Two basic issues arise from such hypothetical legislation, aside from the realities of the Arizona Legislature ever passing such a law:

First, the prohibition of Arizona’s use of private prisons inside and outside of Arizona. Currently, Arizona state law permits use of private prisons in-state and out-of-state. See, A.R.S. Section 41-1609.B. That law would have to be changed by the Arizona Legislature or a voter initiative.

Second, a prohibition of private prisons in Arizona that incarcerate people from other states and federal agencies.

This article addresses the federal usage of private prisons in Arizona.

There are twelve private prisons in Arizona. Five or six of them contract with the Arizona Department of Corrections, Rehabilitation & Reentry (ADCRR) to take people into the custody from the Department following convictions of crime and sentencing by the Arizona Superior Courts. The City of Mesa also contracts with a private prison corporation for jail detention of pretrial detainees.

Another five or six private prisons located in Arizona take prisoners from other states and federal agencies. Those other states have changed over many years and presently include Idaho, Hawaii and Montana. Private prisons in Arizona also take pretrial detainees from the U.S. Marshal Service and immigration detainees from Immigration and Customs Enforcement (ICE).

A number of states have never used private prisons. Some have enacted laws that prohibit the state from contracting with private prisons. Others ban the very presence of private prisons within the state. Such legislation varies from one state to another, from absolute bans of the industry to bans with limited exceptions such as California’s AB 32, which allows limited contracts with private prisons, such as to comply with court orders to alleviate over-crowding in public prisons. The New Mexico Legislature is now considering Senate Bill 145 that would ban private incarceration and private immigration detention in the state.

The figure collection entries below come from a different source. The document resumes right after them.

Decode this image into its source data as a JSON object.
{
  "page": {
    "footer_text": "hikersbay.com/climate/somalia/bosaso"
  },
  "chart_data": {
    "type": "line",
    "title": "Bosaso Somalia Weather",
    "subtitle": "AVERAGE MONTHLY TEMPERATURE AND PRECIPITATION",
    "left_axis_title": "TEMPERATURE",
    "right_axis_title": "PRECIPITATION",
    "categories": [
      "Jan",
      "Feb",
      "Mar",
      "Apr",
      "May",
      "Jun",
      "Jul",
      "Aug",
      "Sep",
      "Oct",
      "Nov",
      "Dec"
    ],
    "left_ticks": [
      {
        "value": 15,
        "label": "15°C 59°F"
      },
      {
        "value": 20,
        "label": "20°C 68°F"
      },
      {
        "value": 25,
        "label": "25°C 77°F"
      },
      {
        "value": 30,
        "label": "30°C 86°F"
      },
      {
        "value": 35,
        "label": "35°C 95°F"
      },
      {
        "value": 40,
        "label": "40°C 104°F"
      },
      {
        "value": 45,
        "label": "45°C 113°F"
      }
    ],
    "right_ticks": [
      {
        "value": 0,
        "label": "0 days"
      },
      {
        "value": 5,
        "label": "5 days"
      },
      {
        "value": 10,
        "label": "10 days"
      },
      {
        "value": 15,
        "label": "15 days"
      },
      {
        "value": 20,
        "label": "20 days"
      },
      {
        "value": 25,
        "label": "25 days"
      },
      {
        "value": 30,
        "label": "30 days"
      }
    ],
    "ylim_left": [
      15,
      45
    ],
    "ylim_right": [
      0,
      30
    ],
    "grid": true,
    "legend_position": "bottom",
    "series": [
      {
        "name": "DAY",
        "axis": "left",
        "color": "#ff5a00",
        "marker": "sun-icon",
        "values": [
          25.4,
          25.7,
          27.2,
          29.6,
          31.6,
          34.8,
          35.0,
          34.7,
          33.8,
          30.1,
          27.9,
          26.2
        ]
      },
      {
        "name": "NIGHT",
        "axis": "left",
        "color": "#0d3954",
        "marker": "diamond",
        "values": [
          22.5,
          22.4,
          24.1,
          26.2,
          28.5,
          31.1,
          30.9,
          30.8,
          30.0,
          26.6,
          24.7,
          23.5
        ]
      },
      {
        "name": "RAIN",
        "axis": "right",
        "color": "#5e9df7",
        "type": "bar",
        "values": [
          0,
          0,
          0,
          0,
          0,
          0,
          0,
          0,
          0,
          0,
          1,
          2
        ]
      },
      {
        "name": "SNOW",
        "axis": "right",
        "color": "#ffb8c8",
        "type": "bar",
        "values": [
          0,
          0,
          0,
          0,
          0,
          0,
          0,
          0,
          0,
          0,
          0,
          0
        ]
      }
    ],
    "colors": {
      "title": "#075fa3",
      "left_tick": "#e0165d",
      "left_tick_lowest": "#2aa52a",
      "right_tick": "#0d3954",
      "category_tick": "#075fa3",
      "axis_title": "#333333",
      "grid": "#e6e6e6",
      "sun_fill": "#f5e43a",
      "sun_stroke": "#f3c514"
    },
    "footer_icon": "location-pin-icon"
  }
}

The Arizona Legislature plainly could prohibit the authority of ADCRR and that of local governments to use private prisons. But could the Legislature exercise its police powers in such a way as to forbid the private prison industry’s very presence in Arizona? And to forbid industry contracts with other states and federal agencies to incarcerate people in Arizona?

The federal government and the private prison industry have challenged the laws of California, Washington State and New Jersey that ban the very presence of the industry. These laws go so far as to ban private prisons that contract with ICE, the Federal Bureau of Prisons and the US Marshal Service. Despite these laws, private prisons still exist in those states under federal contracts. The challenges to the state laws are in federal courts. So far, the federal government and the private prison corporations are winning before the courts.

The private prisons argue in court that states may not interfere with their federal contracts. The federal government, through the U.S. Department of Justice (DOJ), argues that federal law and contracts trump state laws and that, beyond the issue of private prisons, states cannot be allowed to interfere with federal governance. Paraphrasing, the federal position is based on the Supremacy Clause of the U.S. Constitution that provides that the Constitution and federal laws are the supreme law of the land and override contrary state laws.

In the challenge to California’s legislation, AB 32, the U.S. 9th Circuit Court of Appeals agreed with the DOJ in its 2022 decision, USA and GEO Group v. Gavin Newsom, deciding that California’s ban of private prisons unlawfully interfered with ICE’s contracts with GEO Group for immigration detention. Almost all immigrant detainees in California are placed in private prisons. The decision impacts not just California’s legislation but also the State of Washington’s ban of private prisons because Washington is also part of the 9th Circuit. So is Arizona.

Pending now before the U.S. 3rd Circuit Court of Appeals is New Jersey’s appeal from a trial court ruling that disallowed New Jersey’s ban of federal-contracted private prisons within the state.

These rulings are not surprising when one considers the broader issues presented by state laws that would restrict federal governance (e.g., national defense). To be certain, these cases do not present the issue of whether prison privatization is permitted in the first instance, which is the issue we are litigating now before the 9th Circuit in Nielsen et al v. Thornell.

An Arizona state law banning the industry would be very beneficial but it would have limited use with federal agencies. It would take an act of Congress to ban the industry at the federal level. Given the current state of national politics, a separate lawsuit against the federal agencies will be necessary.